For all the books, all the spells and incantations, all the numerology and secret alphabets, none of my attempts to raise the dead had come this close to communicating with a corpse. Sure, I reversed the effects of Veronique’s exorcism, but I needed more than that. Lena pulled Micky Redwall out of his grave in England, but when the blood ran out he went straight back into it. I wanted more than that. I wanted Lena back, in the flesh, breathing, eating, reanimated as if she had never plunged off the side of Honister Crag.
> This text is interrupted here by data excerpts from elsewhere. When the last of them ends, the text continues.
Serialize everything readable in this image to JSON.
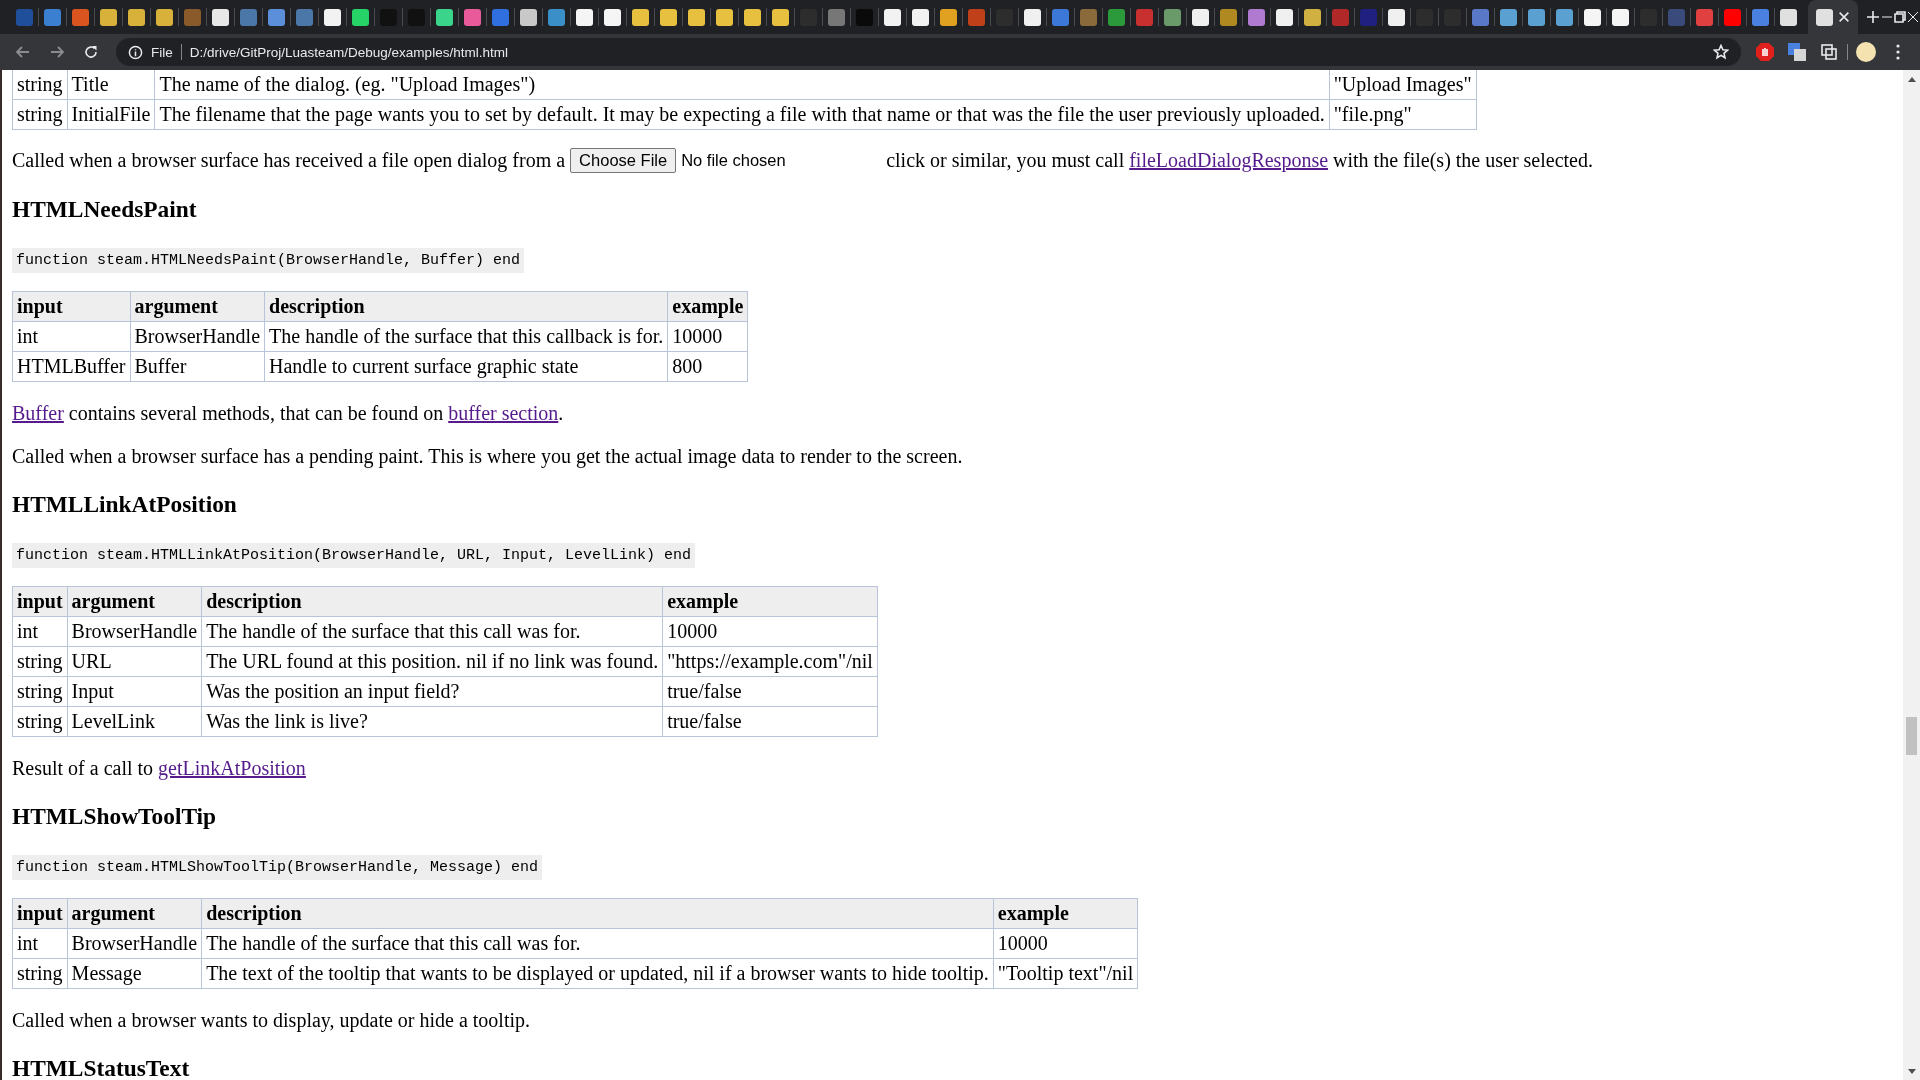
{
  "browser": {
    "tabs": [
      {
        "color": "#1f4e9a",
        "selected": false
      },
      {
        "color": "#3b7fd0",
        "selected": false
      },
      {
        "color": "#d9541e",
        "selected": false
      },
      {
        "color": "#d8b13a",
        "selected": false
      },
      {
        "color": "#d8b13a",
        "selected": false
      },
      {
        "color": "#d8b13a",
        "selected": false
      },
      {
        "color": "#8a5a2b",
        "selected": false
      },
      {
        "color": "#e8e8e8",
        "selected": false
      },
      {
        "color": "#4a76a8",
        "selected": false
      },
      {
        "color": "#5b8fd9",
        "selected": false
      },
      {
        "color": "#4a76a8",
        "selected": false
      },
      {
        "color": "#f2f2f2",
        "selected": false
      },
      {
        "color": "#25d366",
        "selected": false
      },
      {
        "color": "#111111",
        "selected": false
      },
      {
        "color": "#111111",
        "selected": false
      },
      {
        "color": "#3ad48a",
        "selected": false
      },
      {
        "color": "#e85a9a",
        "selected": false
      },
      {
        "color": "#2f6fe0",
        "selected": false
      },
      {
        "color": "#c8c8c8",
        "selected": false
      },
      {
        "color": "#3a8fc8",
        "selected": false
      },
      {
        "color": "#f5f5f5",
        "selected": false
      },
      {
        "color": "#f5f5f5",
        "selected": false
      },
      {
        "color": "#e8c040",
        "selected": false
      },
      {
        "color": "#e8c040",
        "selected": false
      },
      {
        "color": "#e8c040",
        "selected": false
      },
      {
        "color": "#e8c040",
        "selected": false
      },
      {
        "color": "#e8c040",
        "selected": false
      },
      {
        "color": "#e8c040",
        "selected": false
      },
      {
        "color": "#2d2d2d",
        "selected": false
      },
      {
        "color": "#777777",
        "selected": false
      },
      {
        "color": "#0a0a0a",
        "selected": false
      },
      {
        "color": "#f2f2f2",
        "selected": false
      },
      {
        "color": "#f2f2f2",
        "selected": false
      },
      {
        "color": "#e0a020",
        "selected": false
      },
      {
        "color": "#c0401a",
        "selected": false
      },
      {
        "color": "#2d2d2d",
        "selected": false
      },
      {
        "color": "#f0f0f0",
        "selected": false
      },
      {
        "color": "#3b78d8",
        "selected": false
      },
      {
        "color": "#8a6a3a",
        "selected": false
      },
      {
        "color": "#2a9a3a",
        "selected": false
      },
      {
        "color": "#c83030",
        "selected": false
      },
      {
        "color": "#6a9a6a",
        "selected": false
      },
      {
        "color": "#f0f0f0",
        "selected": false
      },
      {
        "color": "#b08a20",
        "selected": false
      },
      {
        "color": "#b07ad0",
        "selected": false
      },
      {
        "color": "#f0f0f0",
        "selected": false
      },
      {
        "color": "#d0b040",
        "selected": false
      },
      {
        "color": "#b02828",
        "selected": false
      },
      {
        "color": "#202080",
        "selected": false
      },
      {
        "color": "#f0f0f0",
        "selected": false
      },
      {
        "color": "#2d2d2d",
        "selected": false
      },
      {
        "color": "#2d2d2d",
        "selected": false
      },
      {
        "color": "#5a78c8",
        "selected": false
      },
      {
        "color": "#5aa0d0",
        "selected": false
      },
      {
        "color": "#5aa0d0",
        "selected": false
      },
      {
        "color": "#5aa0d0",
        "selected": false
      },
      {
        "color": "#f5f5f5",
        "selected": false
      },
      {
        "color": "#f5f5f5",
        "selected": false
      },
      {
        "color": "#2d2d2d",
        "selected": false
      },
      {
        "color": "#3a4a7a",
        "selected": false
      },
      {
        "color": "#e04040",
        "selected": false
      },
      {
        "color": "#ff0000",
        "selected": false
      },
      {
        "color": "#4a80e0",
        "selected": false
      },
      {
        "color": "#e0e0e0",
        "selected": false
      },
      {
        "color": "#e0e0e0",
        "selected": true
      }
    ],
    "address": {
      "scheme": "File",
      "url": "D:/drive/GitProj/Luasteam/Debug/examples/html.html"
    }
  },
  "page": {
    "top_table": {
      "rows": [
        [
          "string",
          "Title",
          "The name of the dialog. (eg. \"Upload Images\")",
          "\"Upload Images\""
        ],
        [
          "string",
          "InitialFile",
          "The filename that the page wants you to set by default. It may be expecting a file with that name or that was the file the user previously uploaded.",
          "\"file.png\""
        ]
      ]
    },
    "file_dialog_paragraph": {
      "before": "Called when a browser surface has received a file open dialog from a",
      "button": "Choose File",
      "status": "No file chosen",
      "after": "click or similar, you must call",
      "link": "fileLoadDialogResponse",
      "end": "with the file(s) the user selected."
    },
    "sections": [
      {
        "heading": "HTMLNeedsPaint",
        "code": "function steam.HTMLNeedsPaint(BrowserHandle, Buffer) end",
        "columns": [
          "input",
          "argument",
          "description",
          "example"
        ],
        "rows": [
          [
            "int",
            "BrowserHandle",
            "The handle of the surface that this callback is for.",
            "10000"
          ],
          [
            "HTMLBuffer",
            "Buffer",
            "Handle to current surface graphic state",
            "800"
          ]
        ],
        "paragraphs": [
          [
            {
              "text": "Buffer",
              "link": true
            },
            {
              "text": " contains several methods, that can be found on ",
              "link": false
            },
            {
              "text": "buffer section",
              "link": true
            },
            {
              "text": ".",
              "link": false
            }
          ],
          [
            {
              "text": "Called when a browser surface has a pending paint. This is where you get the actual image data to render to the screen.",
              "link": false
            }
          ]
        ]
      },
      {
        "heading": "HTMLLinkAtPosition",
        "code": "function steam.HTMLLinkAtPosition(BrowserHandle, URL, Input, LevelLink) end",
        "columns": [
          "input",
          "argument",
          "description",
          "example"
        ],
        "rows": [
          [
            "int",
            "BrowserHandle",
            "The handle of the surface that this call was for.",
            "10000"
          ],
          [
            "string",
            "URL",
            "The URL found at this position. nil if no link was found.",
            "\"https://example.com\"/nil"
          ],
          [
            "string",
            "Input",
            "Was the position an input field?",
            "true/false"
          ],
          [
            "string",
            "LevelLink",
            "Was the link is live?",
            "true/false"
          ]
        ],
        "paragraphs": [
          [
            {
              "text": "Result of a call to ",
              "link": false
            },
            {
              "text": "getLinkAtPosition",
              "link": true
            }
          ]
        ]
      },
      {
        "heading": "HTMLShowToolTip",
        "code": "function steam.HTMLShowToolTip(BrowserHandle, Message) end",
        "columns": [
          "input",
          "argument",
          "description",
          "example"
        ],
        "rows": [
          [
            "int",
            "BrowserHandle",
            "The handle of the surface that this call was for.",
            "10000"
          ],
          [
            "string",
            "Message",
            "The text of the tooltip that wants to be displayed or updated, nil if a browser wants to hide tooltip.",
            "\"Tooltip text\"/nil"
          ]
        ],
        "paragraphs": [
          [
            {
              "text": "Called when a browser wants to display, update or hide a tooltip.",
              "link": false
            }
          ]
        ]
      },
      {
        "heading": "HTMLStatusText"
      }
    ]
  }
}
Being here amongst the gossiping ladies of Alessandra’s supernatural social circle had given me a clue, and perhaps Paul would have other insights to help. But if Rosa and four pairs of hands could summon the dead, then maybe there was a scientific avenue to be followed, a series of experiments to be tested until solid organic matter could be stolen from the other side.
And who better to communicate with the dead than the undead. Was I in a position to be the perfect medium? I had nothing to lose and all the time in the world to find out. I left the room intact and the bowl in place with a fresh complimentary apple; a parting gift for Alessandra’s troubles.